The effective doses per scanned passenger are 0.02 to 0.1 µSv for backscatter systems and 0.1 to 5.0 µSv for transmission. The organ doses have generally the same order of magnitude. For persons scanned three times every working day, security scanning would result in an incremental effective dose of approximately 300 µSv (0.3 mSv) per year for the backscatter technique and close to 3 mSv per year for the transmission technique (assuming doses of 0.4 and 4 µSv per scan, respectively). The latter would exceed the dose limit for the general public and hence would not comply with the current radiation protection standards for the very extreme of the most frequently screened and therefore highest exposed group. The former remains within the range characterised as negligible by the US National Council on Radiation Protection and Measurements (NCRP). The potential magnitude of cancer risk from doses received from AITs cannot be estimated, but is likely to remain so low that it cannot be distinguished from the effects of other exposures including both ionising radiation from other sources (including natural) and background risk due to other factors.
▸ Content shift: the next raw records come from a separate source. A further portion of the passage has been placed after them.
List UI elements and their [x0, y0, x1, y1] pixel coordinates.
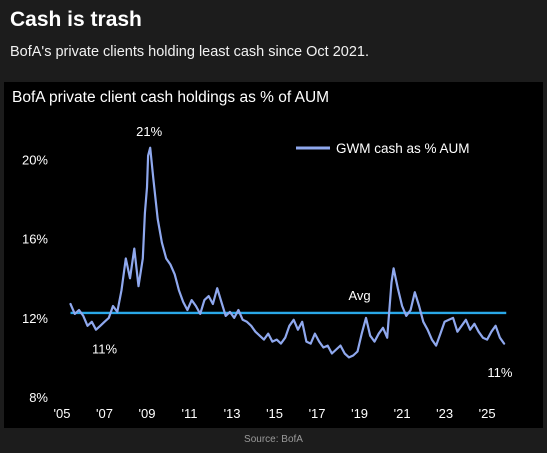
x-tick-label: '13: [224, 406, 241, 421]
annotation-label: 11%: [92, 341, 117, 356]
annotation-label: Avg: [348, 288, 370, 303]
chart-title: BofA private client cash holdings as % o…: [12, 89, 329, 106]
y-tick-label: 16%: [22, 232, 48, 247]
x-tick-label: '21: [394, 406, 411, 421]
x-tick-label: '25: [479, 406, 496, 421]
x-tick-label: '23: [436, 406, 453, 421]
line-chart: BofA private client cash holdings as % o…: [12, 89, 513, 421]
x-tick-label: '11: [182, 406, 198, 421]
x-tick-label: '09: [139, 406, 156, 421]
series-line-gwm-cash: [69, 146, 506, 359]
y-tick-label: 20%: [22, 153, 48, 168]
y-tick-label: 8%: [29, 390, 48, 405]
x-tick-label: '17: [309, 406, 326, 421]
x-tick-label: '07: [96, 406, 113, 421]
y-tick-label: 12%: [22, 311, 48, 326]
chart-frame: BofA private client cash holdings as % o…: [4, 82, 543, 428]
x-tick-label: '15: [266, 406, 283, 421]
annotation-label: 11%: [487, 365, 512, 380]
subheadline: BofA's private clients holding least cas…: [10, 44, 370, 60]
source-note: Source: BofA: [244, 434, 303, 445]
headline: Cash is trash: [10, 8, 142, 31]
legend-label: GWM cash as % AUM: [336, 141, 470, 156]
x-tick-label: '19: [351, 406, 368, 421]
annotation-label: 21%: [136, 124, 162, 139]
x-tick-label: '05: [54, 406, 71, 421]
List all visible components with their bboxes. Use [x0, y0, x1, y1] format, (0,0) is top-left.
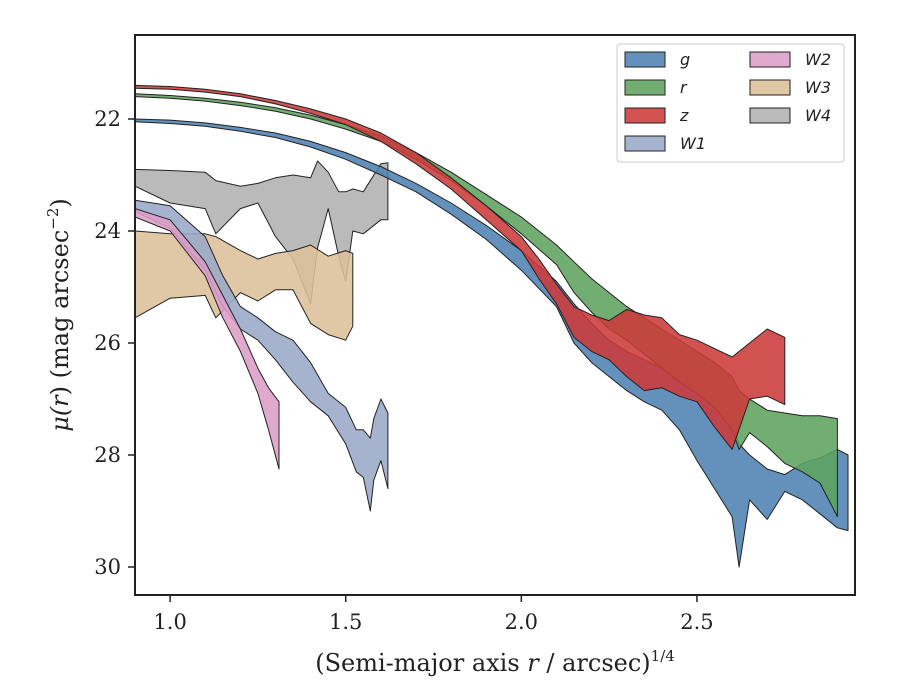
legend-label-w2: W2	[805, 50, 831, 69]
band-w1	[135, 199, 389, 512]
band-w4	[135, 160, 389, 305]
legend-label-g: g	[680, 50, 690, 69]
y-axis-label: μ(r) (mag arcsec−2)	[44, 198, 74, 432]
legend-label-w3: W3	[805, 78, 831, 97]
legend-swatch-w1	[624, 135, 666, 152]
legend-label-w1: W1	[680, 134, 706, 153]
legend: grz W1 W2 W3 W4	[616, 43, 845, 163]
y-tick-label: 30	[94, 555, 121, 579]
x-tick-label: 1.0	[153, 610, 186, 634]
x-axis-label: (Semi-major axis r / arcsec)1/4	[315, 647, 675, 677]
y-tick-label: 26	[94, 331, 121, 355]
legend-swatch-g	[624, 51, 666, 68]
band-w3	[135, 230, 354, 341]
band-w2	[135, 208, 280, 470]
x-tick-label: 2.5	[680, 610, 713, 634]
tick-layer: 1.0 1.5 2.0 2.5 22 24 26 28 30	[94, 107, 713, 634]
plot-frame	[134, 34, 856, 596]
legend-box	[616, 43, 845, 163]
band-g	[135, 118, 849, 568]
x-tick-label: 2.0	[505, 610, 538, 634]
legend-swatch-w4	[749, 107, 791, 124]
legend-swatch-w3	[749, 79, 791, 96]
y-tick-label: 28	[94, 443, 121, 467]
band-layer	[135, 84, 849, 568]
legend-label-w4: W4	[805, 106, 831, 125]
y-tick-label: 24	[94, 219, 121, 243]
y-tick-label: 22	[94, 107, 121, 131]
legend-label-z: z	[679, 106, 689, 125]
band-z	[135, 84, 786, 450]
legend-swatch-r	[624, 79, 666, 96]
legend-swatch-z	[624, 107, 666, 124]
legend-swatch-w2	[749, 51, 791, 68]
legend-label-r: r	[680, 78, 688, 97]
x-tick-label: 1.5	[329, 610, 362, 634]
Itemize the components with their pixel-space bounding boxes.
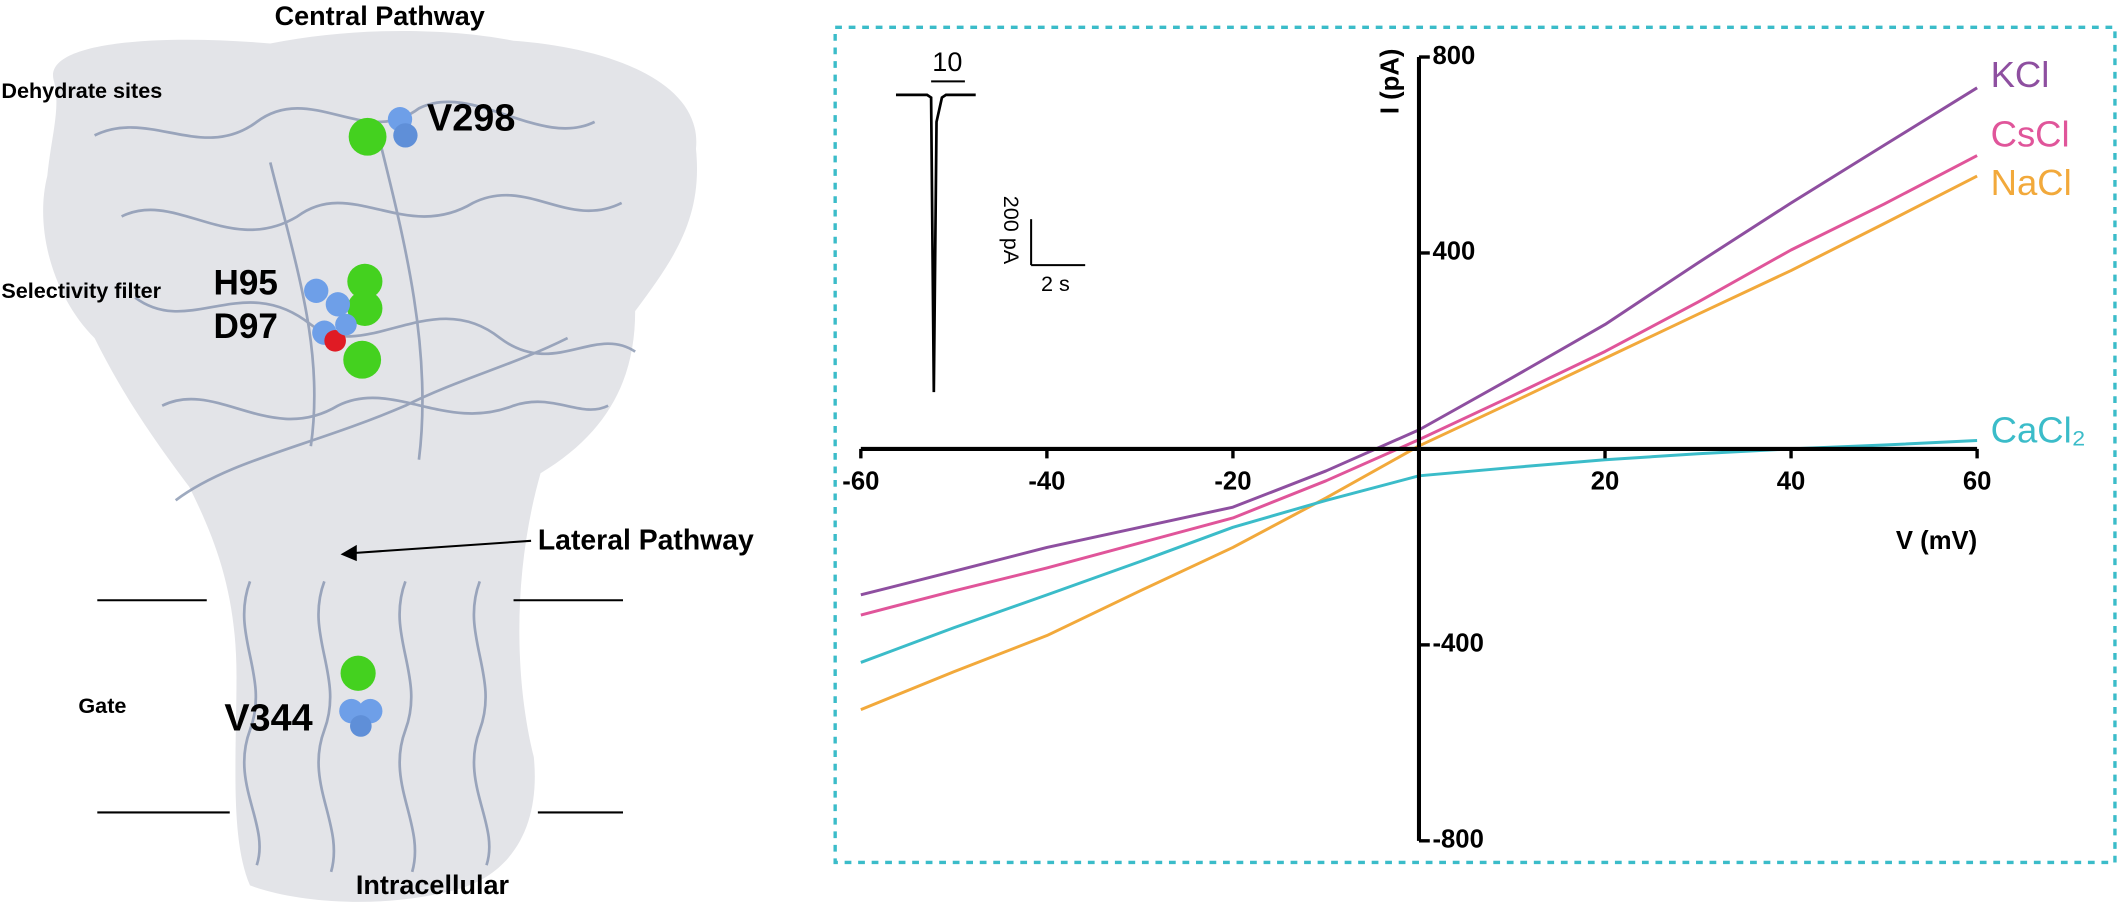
inset-label: 200 pA (999, 196, 1024, 265)
atoms (304, 107, 418, 737)
x-tick-label: 40 (1777, 467, 1806, 495)
inset-trace (895, 93, 976, 393)
label: Central Pathway (275, 1, 485, 31)
label: Dehydrate sites (1, 78, 162, 103)
structure: Central Pathway Dehydrate sites V298 Sel… (1, 1, 754, 902)
y-tick-label: 800 (1432, 42, 1475, 70)
ribbons (93, 100, 636, 873)
label: Intracellular (356, 870, 510, 900)
label: Selectivity filter (1, 278, 161, 303)
x-tick-label: 20 (1591, 467, 1620, 495)
label: H95 (214, 264, 278, 303)
x-tick-label: -60 (842, 467, 879, 495)
x-tick-label: 60 (1963, 467, 1992, 495)
membrane-envelope (43, 30, 698, 902)
panel-border (833, 25, 2117, 865)
label: Gate (78, 693, 126, 718)
inset: 10 200 pA 2 s (895, 47, 1086, 393)
label: D97 (214, 307, 278, 346)
legend-label: KCl (1991, 54, 2050, 95)
y-tick-label: -800 (1432, 826, 1483, 854)
inset-label: 2 s (1041, 271, 1070, 296)
y-tick-label: 400 (1432, 238, 1475, 266)
label: V344 (224, 698, 312, 740)
label: V298 (427, 98, 515, 140)
legend-label: CsCl (1991, 113, 2070, 154)
inset-label: 10 (932, 47, 962, 77)
y-axis-label: I (pA) (1377, 49, 1405, 115)
label: Lateral Pathway (538, 525, 754, 557)
arrow-head (340, 544, 357, 562)
arrow-line (353, 539, 532, 554)
x-axis-label: V (mV) (1896, 527, 1977, 555)
y-tick-label: -400 (1432, 630, 1483, 658)
x-tick-label: -40 (1028, 467, 1065, 495)
x-tick-label: -20 (1214, 467, 1251, 495)
legend-label: CaCl₂ (1991, 409, 2086, 450)
legend-label: NaCl (1991, 162, 2072, 203)
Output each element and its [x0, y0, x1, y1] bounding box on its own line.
Another reason why scepticism still surrounds backscatter units is because of studies which, by their very nature, make the general public question their safety. Some of the studies have been less than rigorous to put it mildly and should not be regarded as providing definitive proof of the conclusions reached; Marquette University’s College of Engineering (Milwaukee, Wisconsin) conducted a study concluding that ionising radiation emitted from backscatter scanning devices extends to organs deeper than the skin, but even that study found that the dose of ionising radiation was still lower than the established health standards.